Heart Health | Natural Health Blog

Fate Decided in Womb?

Fetal Origins, Children, Mothers

There is an entire field of research, known as fetal origins, whose raison d’etre is to prove that we are who we are today because of what happened to us in the womb. Stricken with a serious illness at an early age? Must have had something to do with your mother’s behavior while pregnant with you. But mom also deserves the credit if you have lived in good health until a ripe old age.

The theory according to fetal origins scientists is that everything your mother did while you were in her womb — from the air she breathed to her stress level to what she was eating — has affects you throughout the rest of your life. While there is no disputing that what a woman does during pregnancy affects the fetus and then the baby it becomes, many scientists reject the proposition that the diabetes or heart disease you are diagnosed with at age 40 was directly related to your experience in utero.

According to the original theory, a person’s time in the womb is the single most important and influential period of their whole life. The brain and organs of the body are permanently imprinted during this time and fashion our susceptibility to certain diseases, how fast our metabolisms are, our intelligence levels, and the disposition that comes naturally to us.

The field of fetal origins began about 20 years ago in the United Kingdom. A British physician named David Barker discovered that there was a pattern of especially high rates of heart disease throughout the poorest areas of the U.K. He set out to determine why, when cardiovascular problems are thought to mainly afflict the affluent, this held true for the very poor. What he found was a correlation between heart disease in middle age and low birth weight, which often indicates poor prenatal nutrition. In the two decades since Barker’s findings, the same results have been found among numerous studies, including the Nurses’ Health Study in Boston.

Barker’s hypothesis was that when faced with poor nutrition during gestation, the fetus focuses the minimal nutrients it does receive to assist in brain development, leaving other organs lacking. That, in turn, is what is responsible for a weak heart later in life.

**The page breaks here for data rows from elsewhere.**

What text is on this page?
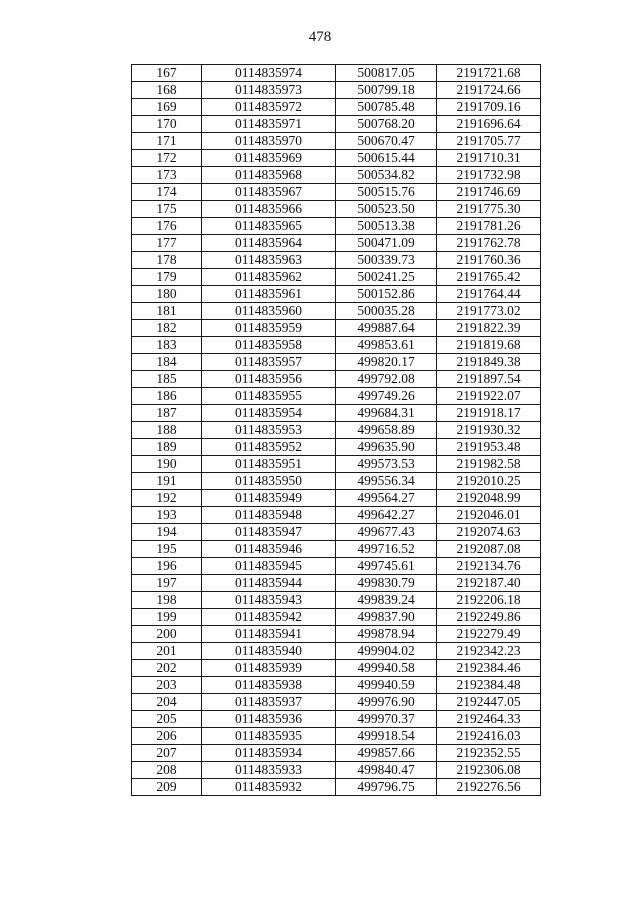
478
167	0114835974	500817.05	2191721.68
168	0114835973	500799.18	2191724.66
169	0114835972	500785.48	2191709.16
170	0114835971	500768.20	2191696.64
171	0114835970	500670.47	2191705.77
172	0114835969	500615.44	2191710.31
173	0114835968	500534.82	2191732.98
174	0114835967	500515.76	2191746.69
175	0114835966	500523.50	2191775.30
176	0114835965	500513.38	2191781.26
177	0114835964	500471.09	2191762.78
178	0114835963	500339.73	2191760.36
179	0114835962	500241.25	2191765.42
180	0114835961	500152.86	2191764.44
181	0114835960	500035.28	2191773.02
182	0114835959	499887.64	2191822.39
183	0114835958	499853.61	2191819.68
184	0114835957	499820.17	2191849.38
185	0114835956	499792.08	2191897.54
186	0114835955	499749.26	2191922.07
187	0114835954	499684.31	2191918.17
188	0114835953	499658.89	2191930.32
189	0114835952	499635.90	2191953.48
190	0114835951	499573.53	2191982.58
191	0114835950	499556.34	2192010.25
192	0114835949	499564.27	2192048.99
193	0114835948	499642.27	2192046.01
194	0114835947	499677.43	2192074.63
195	0114835946	499716.52	2192087.08
196	0114835945	499745.61	2192134.76
197	0114835944	499830.79	2192187.40
198	0114835943	499839.24	2192206.18
199	0114835942	499837.90	2192249.86
200	0114835941	499878.94	2192279.49
201	0114835940	499904.02	2192342.23
202	0114835939	499940.58	2192384.46
203	0114835938	499940.59	2192384.48
204	0114835937	499976.90	2192447.05
205	0114835936	499970.37	2192464.33
206	0114835935	499918.54	2192416.03
207	0114835934	499857.66	2192352.55
208	0114835933	499840.47	2192306.08
209	0114835932	499796.75	2192276.56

This area of research has since been extended to other health connections. Studies at Harvard University have shown that a woman with excessive weight gain during pregnancy is more likely to have a child who is overweight or obese than one who gained a moderate amount of weight. Other studies done at SUNY Downstate in Brooklyn, NY, found that children born after their mothers had anti-obesity surgery were much less likely to be obese than their siblings who were born prior to the surgery. The researchers suggest that the latter group of children formed normal metabolisms during gestation.

Virtually all scientists now recognize that what a woman does during a pregnancy affects her baby. We are well aware of the devastating and long-term damage done by pregnant women who drink alcohol or use drugs. But most medical minds today now believe that the original fetal origins scientists might have put a little too much emphasis on those first nine months, and that, in truth, what is required is an integration of several theories of disease in addition to fetal origins. The genetic codes in our DNA from conception, as well as the choices we make and things we’re exposed to after birth, certainly play a large role in our health too.

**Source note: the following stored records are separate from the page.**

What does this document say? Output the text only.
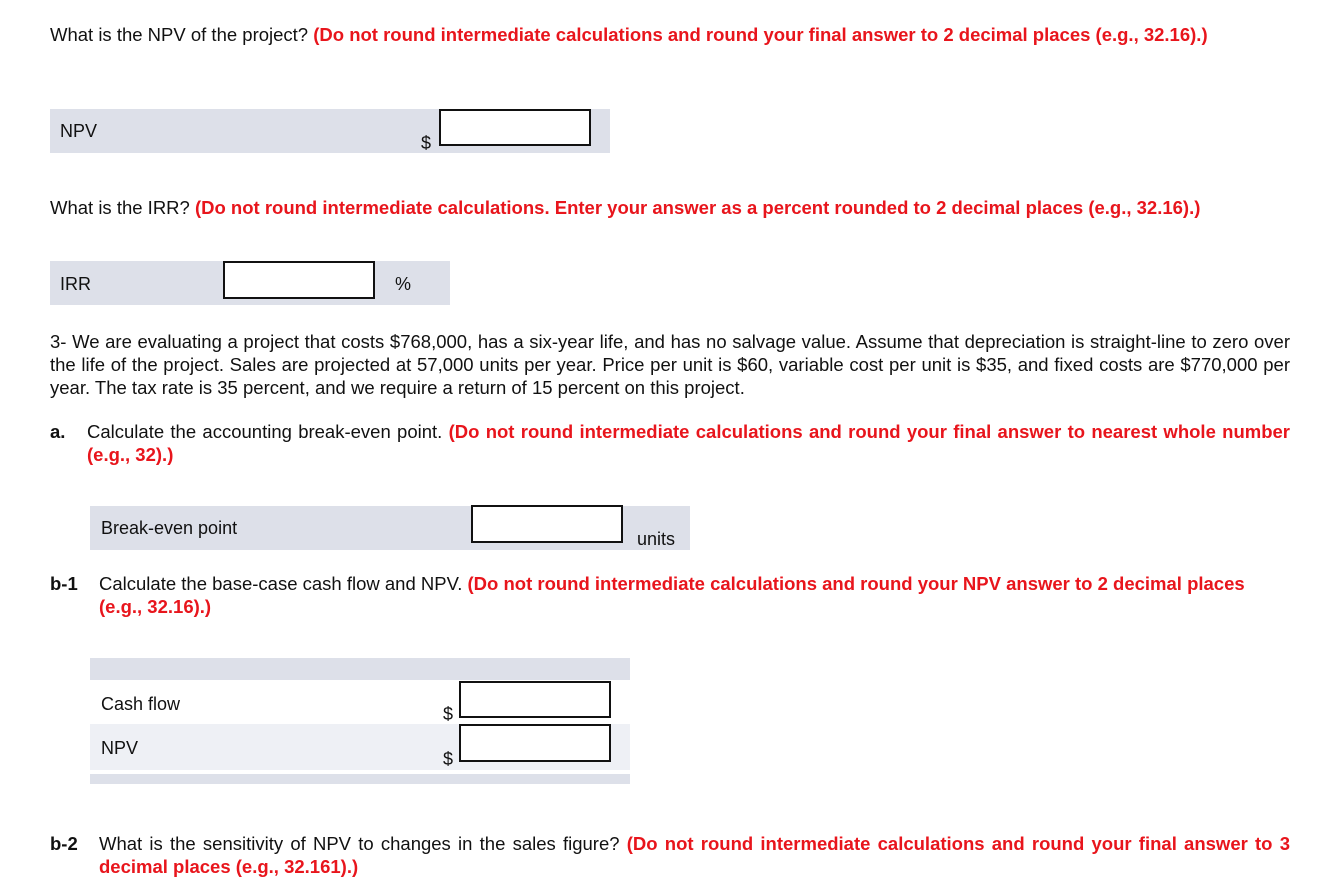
What is the NPV of the project? (Do not round intermediate calculations and round your final answer to 2 decimal places (e.g., 32.16).)
NPV
$
What is the IRR? (Do not round intermediate calculations. Enter your answer as a percent rounded to 2 decimal places (e.g., 32.16).)
IRR	%
3- We are evaluating a project that costs $768,000, has a six-year life, and has no salvage value. Assume that depreciation is straight-line to zero over the life of the project. Sales are projected at 57,000 units per year. Price per unit is $60, variable cost per unit is $35, and fixed costs are $770,000 per year. The tax rate is 35 percent, and we require a return of 15 percent on this project.
a.	Calculate the accounting break-even point. (Do not round intermediate calculations and round your final answer to nearest whole number (e.g., 32).)
Break-even point
units
b-1	Calculate the base-case cash flow and NPV. (Do not round intermediate calculations and round your NPV answer to 2 decimal places (e.g., 32.16).)
Cash flow	$
NPV
$
b-2	What is the sensitivity of NPV to changes in the sales figure? (Do not round intermediate calculations and round your final answer to 3 decimal places (e.g., 32.161).)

The low birth weight babies of Barker’s study were most likely provided with poor nutrition during gestation. But very possibly, their nutrition did not improve throughout childhood or adulthood, as they were still living in the poorest of areas. There is a tremendous amount of evidence to prove that what we eat now greatly influences our heart health.

As for the children of mothers who had undergone weight-loss surgery, it could be that the dietary changes their mothers made subsequent to surgery caused them to be thinner than their older siblings born prior to surgery. Perhaps the bad nutritional habits were already ingrained in the pre-surgery children, but the younger ones followed the same “new” portion control and healthier eating habits that were necessary for mom to adhere to after her surgery.

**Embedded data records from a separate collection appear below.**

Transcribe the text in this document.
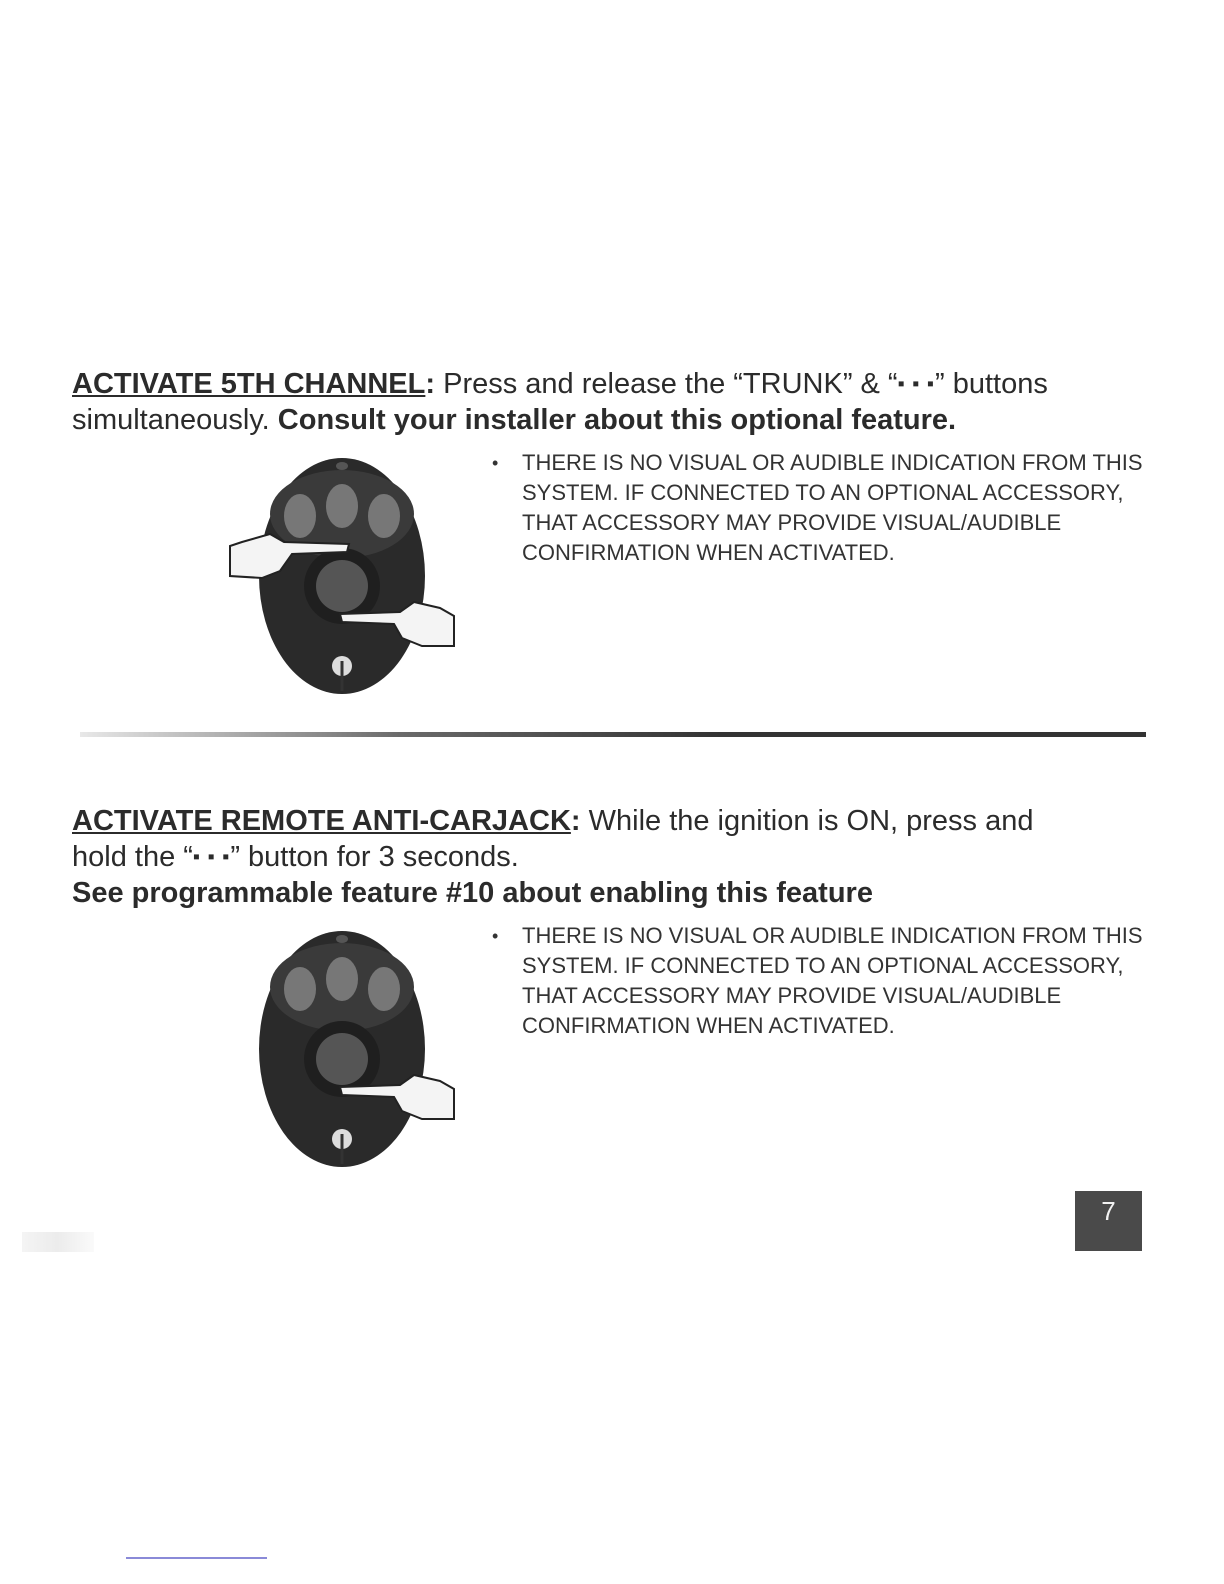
ACTIVATE 5TH CHANNEL: Press and release the “TRUNK” & “▪ ▪ ▪” buttons

simultaneously. Consult your installer about this optional feature.

• THERE IS NO VISUAL OR AUDIBLE INDICATION FROM THIS SYSTEM. IF CONNECTED TO AN OPTIONAL ACCESSORY, THAT ACCESSORY MAY PROVIDE VISUAL/AUDIBLE CONFIRMATION WHEN ACTIVATED.

ACTIVATE REMOTE ANTI-CARJACK: While the ignition is ON, press and

hold the “▪ ▪ ▪” button for 3 seconds.

See programmable feature #10 about enabling this feature

• THERE IS NO VISUAL OR AUDIBLE INDICATION FROM THIS SYSTEM. IF CONNECTED TO AN OPTIONAL ACCESSORY, THAT ACCESSORY MAY PROVIDE VISUAL/AUDIBLE CONFIRMATION WHEN ACTIVATED.
7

And then there’s Dr. Francis Pottenger. While his research focused on cats, we can’t ignore what he proved about nutrition. His experiment used 900 cats divided randomly into five groups. Two of these groups were fed unprocessed milk and meat…essentially, a completely raw food diet. The other three groups were fed varying combinations of such cooked and processed foods as pasteurized, evaporated, and condensed milk and cooked meat.

He studied them across four generations, and in the first two groups, all four generations lived typical lifespans and led healthy lives. The three groups fed processed foods did not fare so well. In the first generation, those cats developed illnesses and diseases late in their lives. The second generation developed the illnesses and diseases earlier — toward the middle of their lifespans. The third generation came down with the illnesses and diseases near the beginnings of their lives and many did not live for even six months. There was no fourth generation, as they either died before birth or their third generation parents were sterile.

As our diets have relied more and more on heavily processed and cooked foods of low nutritive value, we should remember the lessons of fetal origins and Pottenger’s cats. Clearly, what we are putting into our bodies not only harms us now, but also harms our children…unto the third and fourth generation, biblically speaking.